Pubertal development in girls by breast cancer family history: The LEGACY girls cohort

Abstract

Background: Pubertal milestones, such as onset of breast development and menstruation, play an important role in breast cancer etiology. It is unclear if these milestones are different in girls with a first- or second-degree breast cancer family history (BCFH). Methods: In the LEGACY Girls Study (n = 1040), we examined whether three mother/guardian-reported pubertal milestones (having reached Tanner Stage 2 or higher (T2+) for breast and pubic hair development, and having started menstruation) differed by BCFH. We also examined whether associations between body size and race/ethnicity and pubertal milestones were modified by BCFH. We used mother/guardian reports as the primary measure of pubertal milestones, but also conducted sensitivity analyses using clinical Tanner measurements available for a subcohort (n = 204).

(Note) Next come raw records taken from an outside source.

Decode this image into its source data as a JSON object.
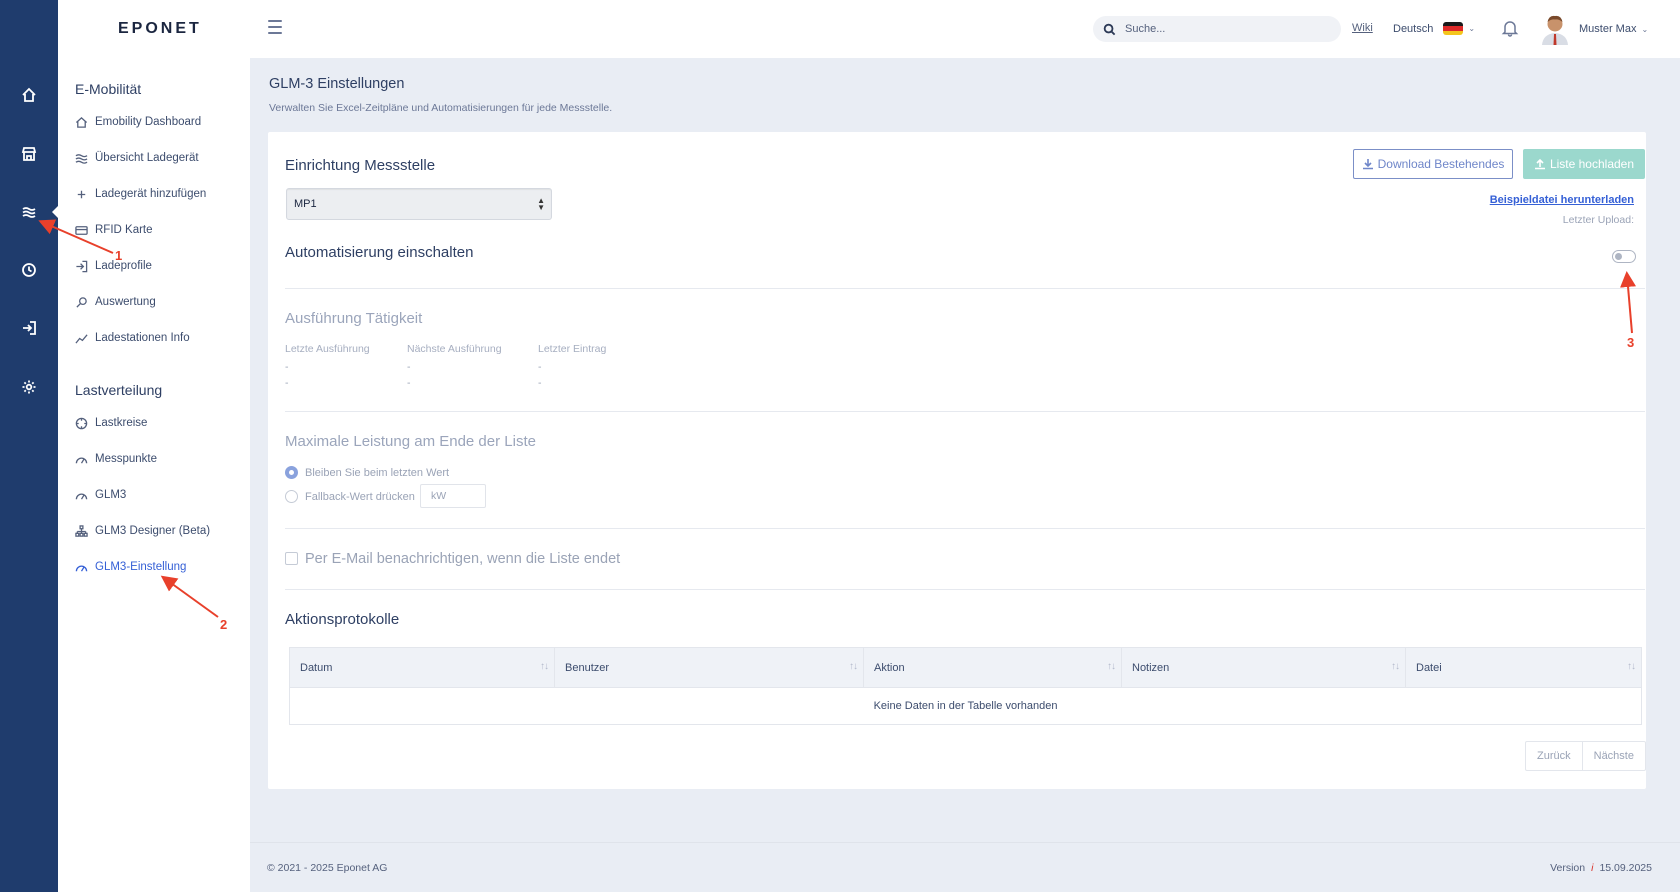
{
  "brand": {
    "logo": "EPONET"
  },
  "header": {
    "search_placeholder": "Suche...",
    "wiki_label": "Wiki",
    "language": "Deutsch",
    "user_name": "Muster Max"
  },
  "rail": {
    "items": [
      {
        "icon": "home-icon"
      },
      {
        "icon": "store-icon"
      },
      {
        "icon": "waves-icon"
      },
      {
        "icon": "clock-icon"
      },
      {
        "icon": "login-icon"
      },
      {
        "icon": "gear-icon"
      }
    ],
    "active_index": 2
  },
  "sidebar": {
    "section1": "E-Mobilität",
    "emobility_items": [
      {
        "label": "Emobility Dashboard",
        "icon": "home-outline-icon"
      },
      {
        "label": "Übersicht Ladegerät",
        "icon": "waves-icon"
      },
      {
        "label": "Ladegerät hinzufügen",
        "icon": "plus-icon"
      },
      {
        "label": "RFID Karte",
        "icon": "card-icon"
      },
      {
        "label": "Ladeprofile",
        "icon": "login-icon"
      },
      {
        "label": "Auswertung",
        "icon": "magnifier-icon"
      },
      {
        "label": "Ladestationen Info",
        "icon": "trend-icon"
      }
    ],
    "section2": "Lastverteilung",
    "last_items": [
      {
        "label": "Lastkreise",
        "icon": "circle-icon"
      },
      {
        "label": "Messpunkte",
        "icon": "gauge-icon"
      },
      {
        "label": "GLM3",
        "icon": "gauge-icon"
      },
      {
        "label": "GLM3 Designer (Beta)",
        "icon": "hierarchy-icon"
      },
      {
        "label": "GLM3-Einstellung",
        "icon": "gauge-icon",
        "active": true
      }
    ]
  },
  "page": {
    "title": "GLM-3 Einstellungen",
    "subtitle": "Verwalten Sie Excel-Zeitpläne und Automatisierungen für jede Messstelle."
  },
  "setup": {
    "heading": "Einrichtung Messstelle",
    "selected_mp": "MP1",
    "download_button": "Download Bestehendes",
    "upload_button": "Liste hochladen",
    "sample_link": "Beispieldatei herunterladen",
    "last_upload": "Letzter Upload:"
  },
  "automation": {
    "heading": "Automatisierung einschalten",
    "enabled": false
  },
  "execution": {
    "heading": "Ausführung Tätigkeit",
    "columns": [
      {
        "label": "Letzte Ausführung",
        "values": [
          "-",
          "-"
        ]
      },
      {
        "label": "Nächste Ausführung",
        "values": [
          "-",
          "-"
        ]
      },
      {
        "label": "Letzter Eintrag",
        "values": [
          "-",
          "-"
        ]
      }
    ]
  },
  "max_power": {
    "heading": "Maximale Leistung am Ende der Liste",
    "option1": "Bleiben Sie beim letzten Wert",
    "option2": "Fallback-Wert drücken",
    "selected": 1,
    "kw_placeholder": "kW"
  },
  "email": {
    "label": "Per E-Mail benachrichtigen, wenn die Liste endet",
    "checked": false
  },
  "log": {
    "heading": "Aktionsprotokolle",
    "columns": [
      "Datum",
      "Benutzer",
      "Aktion",
      "Notizen",
      "Datei"
    ],
    "empty_text": "Keine Daten in der Tabelle vorhanden",
    "prev": "Zurück",
    "next": "Nächste"
  },
  "footer": {
    "copyright": "© 2021 - 2025 Eponet AG",
    "version_label": "Version",
    "version_icon": "i",
    "version_date": "15.09.2025"
  },
  "annotations": [
    "1",
    "2",
    "3"
  ],
  "colors": {
    "rail": "#1f3c6d",
    "accent": "#3560d6",
    "upload_button": "#9bd8cd",
    "annotation": "#e8402b"
  }
}
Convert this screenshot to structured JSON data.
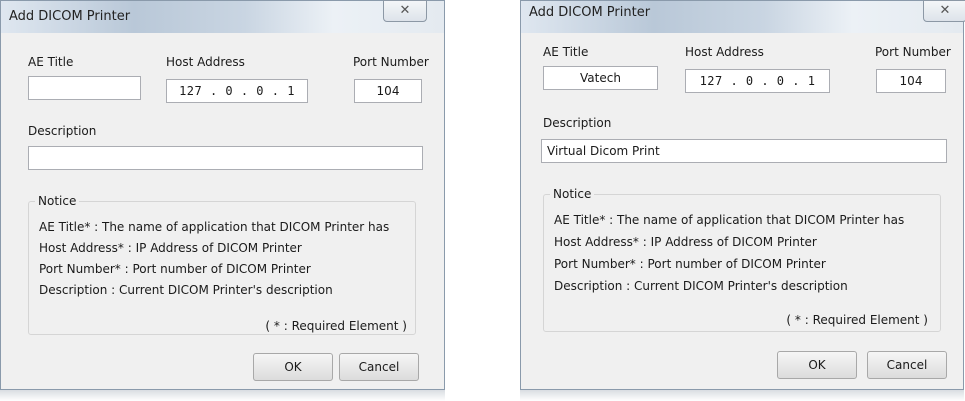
{
  "left": {
    "title": "Add DICOM Printer",
    "close_glyph": "✕",
    "labels": {
      "ae_title": "AE Title",
      "host_address": "Host Address",
      "port_number": "Port Number",
      "description": "Description"
    },
    "values": {
      "ae_title": "",
      "host_address": "127 .  0  .  0  .  1",
      "port_number": "104",
      "description": ""
    },
    "notice": {
      "title": "Notice",
      "lines": [
        "AE Title* : The name of application that DICOM Printer has",
        "Host Address* : IP Address of DICOM Printer",
        "Port Number* : Port number of DICOM Printer",
        "Description : Current DICOM Printer's description"
      ],
      "required_note": "( * : Required Element )"
    },
    "buttons": {
      "ok": "OK",
      "cancel": "Cancel"
    }
  },
  "right": {
    "title": "Add DICOM Printer",
    "close_glyph": "✕",
    "labels": {
      "ae_title": "AE Title",
      "host_address": "Host Address",
      "port_number": "Port Number",
      "description": "Description"
    },
    "values": {
      "ae_title": "Vatech",
      "host_address": "127 .  0  .  0  .  1",
      "port_number": "104",
      "description": "Virtual Dicom Print"
    },
    "notice": {
      "title": "Notice",
      "lines": [
        "AE Title* : The name of application that DICOM Printer has",
        "Host Address* : IP Address of DICOM Printer",
        "Port Number* : Port number of DICOM Printer",
        "Description : Current DICOM Printer's description"
      ],
      "required_note": "( * : Required Element )"
    },
    "buttons": {
      "ok": "OK",
      "cancel": "Cancel"
    }
  },
  "icons": {
    "close": "close-icon"
  }
}
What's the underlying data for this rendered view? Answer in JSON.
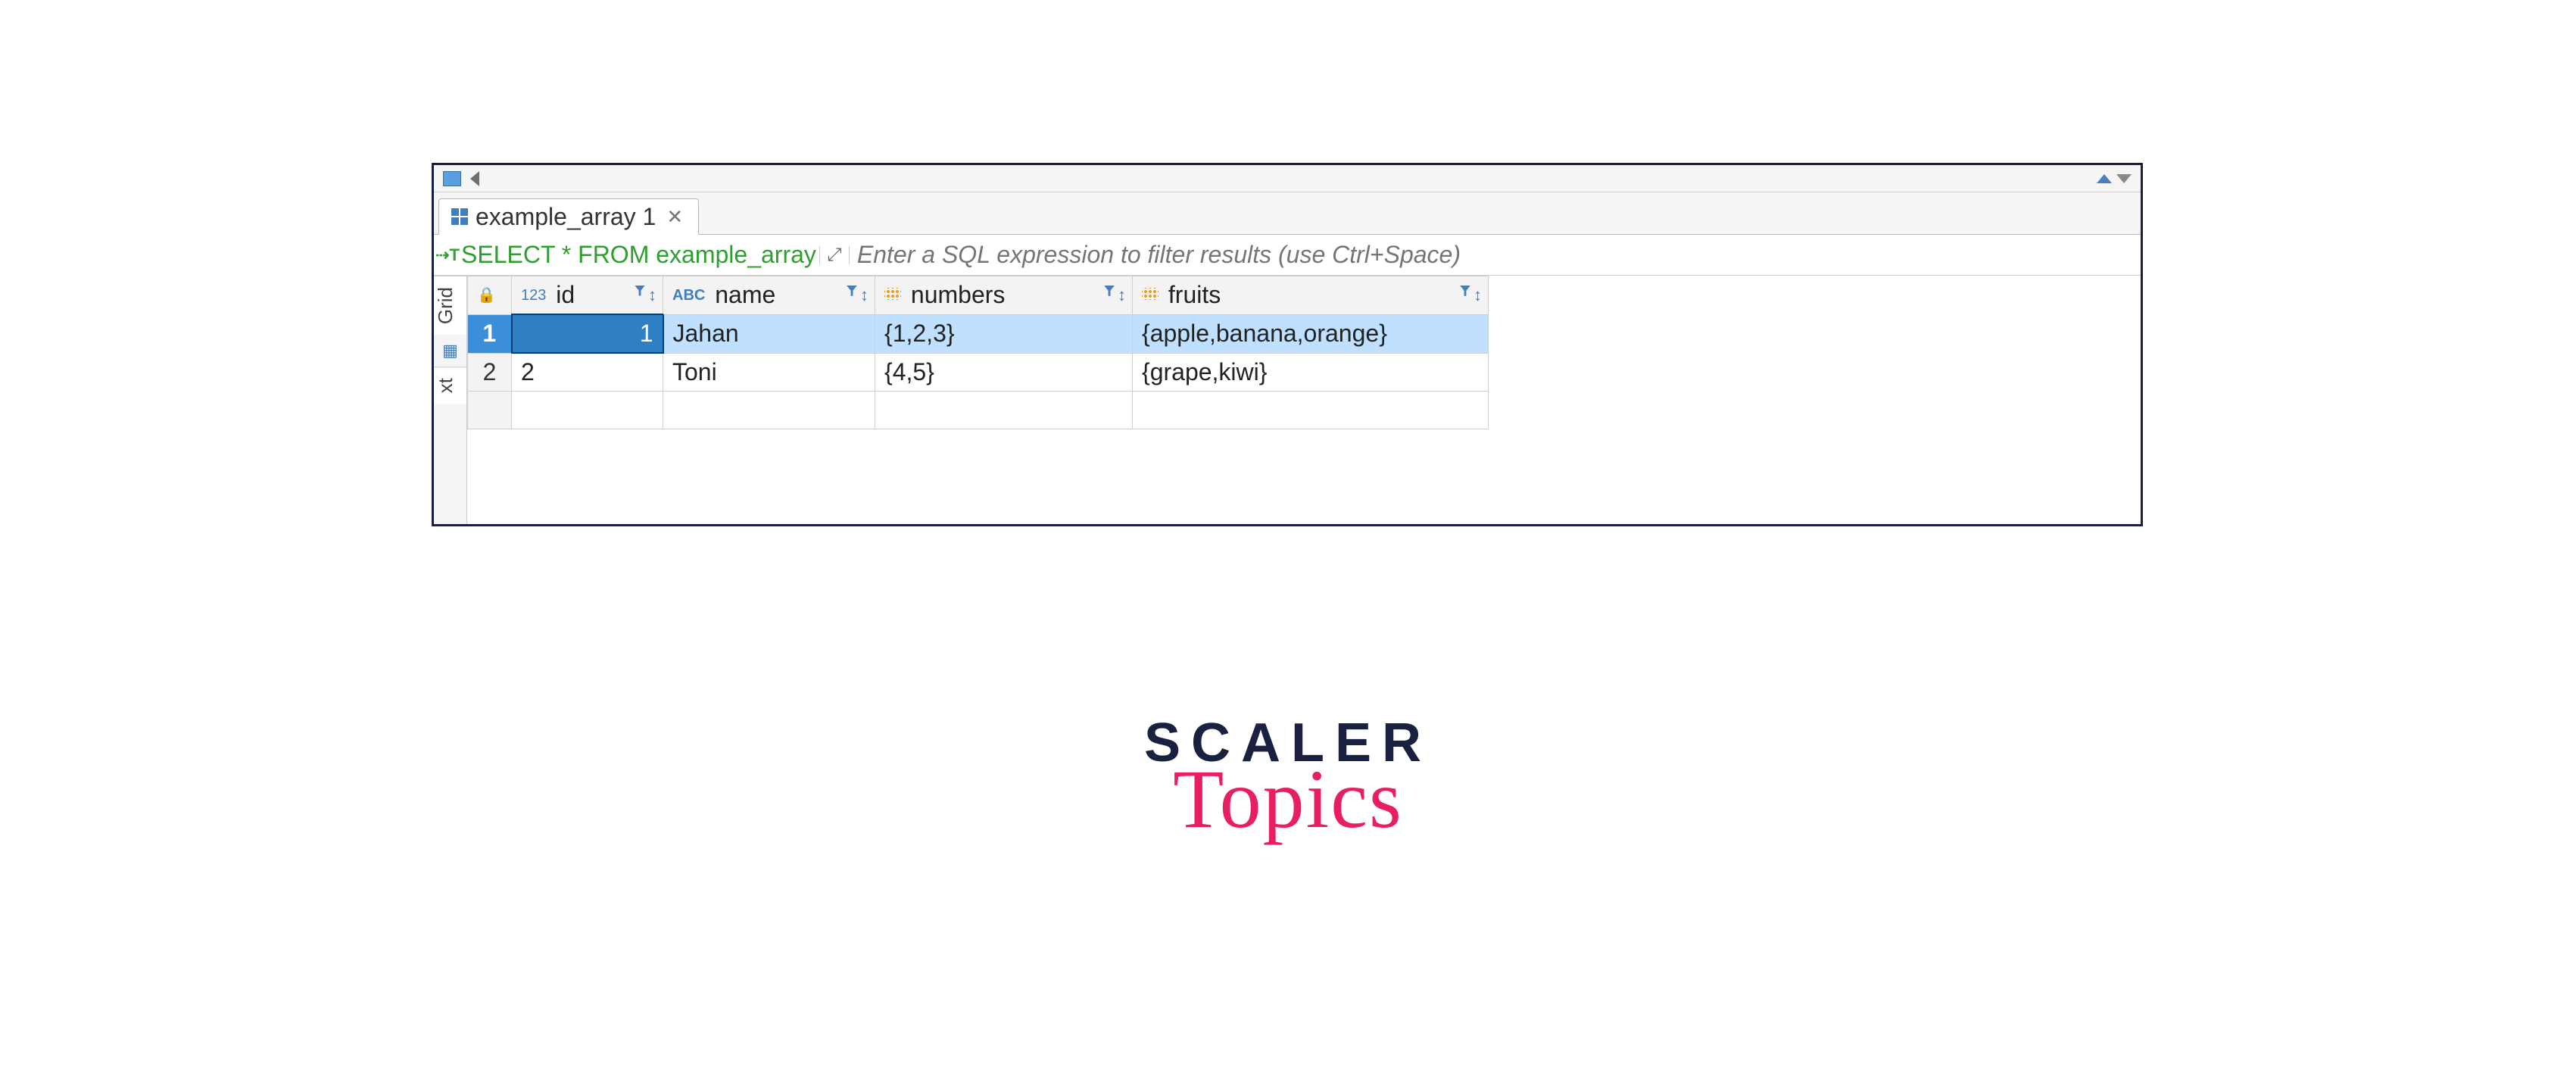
{
  "tab": {
    "title": "example_array 1"
  },
  "sql": {
    "query": "SELECT * FROM example_array",
    "placeholder": "Enter a SQL expression to filter results (use Ctrl+Space)"
  },
  "sideTabs": {
    "grid": "Grid",
    "text": "xt"
  },
  "columns": {
    "id": {
      "label": "id",
      "typeTag": "123"
    },
    "name": {
      "label": "name",
      "typeTag": "ABC"
    },
    "numbers": {
      "label": "numbers"
    },
    "fruits": {
      "label": "fruits"
    }
  },
  "rows": [
    {
      "n": "1",
      "id": "1",
      "name": "Jahan",
      "numbers": "{1,2,3}",
      "fruits": "{apple,banana,orange}"
    },
    {
      "n": "2",
      "id": "2",
      "name": "Toni",
      "numbers": "{4,5}",
      "fruits": "{grape,kiwi}"
    }
  ],
  "logo": {
    "line1": "SCALER",
    "line2": "Topics"
  }
}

We analyzed cross-sectional baseline data with logistic regression models for the entire cohort, and longitudinal data with Weibull survival models for the subcohort of girls that were aged 5-7 years at baseline (n = 258). Results: BCFH was modestly, but not statistically significantly, associated with Breast T2+ (odds ratio (OR) = 1.36, 95% confidence interval (CI) = 0.88-2.10), with a stronger association seen in the subcohort of girls with clinical breast Tanner staging (OR = 2.20, 95% CI = 0.91-5.32). In a longitudinal analysis of girls who were aged 5-7 years at baseline, BCFH was associated with a 50% increased rate of having early breast development (hazard ratio (HR) = 1.49, 95% CI = 1.0-2.21). This association increased to twofold in girls who were not overweight at baseline (HR = 2.04, 95% CI = 1.29-3.21). BCFH was not associated with pubic hair development and post-menarche status. The median interval between onset of breast development and menarche was longer for BCFH+ than BCFH- girls (2.3 versus 1.7 years), suggesting a slower developmental tempo for BCFH+ girls. Associations between pubertal milestones and body size and race/ethnicity were similar in girls with or without a BCFH. For example, weight was positively associated with Breast T2+ in both girls with (OR = 1.06 per 1 kg, 95% CI = 1.03-1.10) and without (OR = 1.14 per 1 kg, 95% CI = 1.04-1.24) a BCFH. Conclusions: These results suggest that BCFH may be related to earlier breast development and slower pubertal tempo independent of body size and race/ethnicity.